From 3d80742de363a97ac41dba92f8a0d57b717d1d8c Mon Sep 17 00:00:00 2001
From: Amir MOHAMMADI <amir.mohammadi@idiap.ch>
Date: Mon, 27 May 2019 10:25:18 +0200
Subject: [PATCH] Add a parallel read option to dataset_from_tfrecords

---
 bob/learn/tensorflow/dataset/tfrecords.py | 9 +++++++--
 1 file changed, 7 insertions(+), 2 deletions(-)

diff --git a/bob/learn/tensorflow/dataset/tfrecords.py b/bob/learn/tensorflow/dataset/tfrecords.py
index bfbbe10b..e1acd76b 100644
--- a/bob/learn/tensorflow/dataset/tfrecords.py
+++ b/bob/learn/tensorflow/dataset/tfrecords.py
@@ -87,7 +87,7 @@ def dataset_to_tfrecord(dataset, output):
     return writer.write(dataset)
 
 
-def dataset_from_tfrecord(tfrecord):
+def dataset_from_tfrecord(tfrecord, num_parallel_reads=None):
     """Reads TFRecords and returns a dataset.

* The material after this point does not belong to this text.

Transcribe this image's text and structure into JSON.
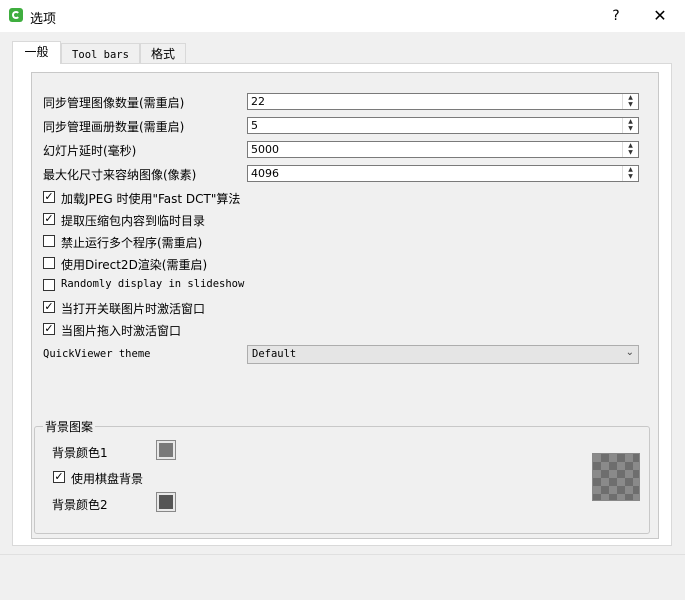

     The TFRecord file must have been created using the :any:`dataset_to_tfrecord`
     function.
@@ -97,6 +97,9 @@ def dataset_from_tfrecord(tfrecord):
     tfrecord : str or list
         Path to the TFRecord file. Pass a list if you are sure several tfrecords need
         the same map function.
+    num_parallel_reads: (Optional.)
+        A `tf.int64` scalar representing the number of files to read in parallel.
+        Defaults to reading files sequentially.
 
     Returns
     -------
@@ -111,7 +114,9 @@ def dataset_from_tfrecord(tfrecord):
     tfrecord = [tfrecord_name_and_json_name(path) for path in tfrecord]
     json_output = tfrecord[0][1]
     tfrecord = [path[0] for path in tfrecord]
-    raw_dataset = tf.data.TFRecordDataset(tfrecord)
+    raw_dataset = tf.data.TFRecordDataset(
+        tfrecord, num_parallel_reads=num_parallel_reads
+    )
 
     with open(json_output) as f:
         meta = json.load(f)
-- 
GitLab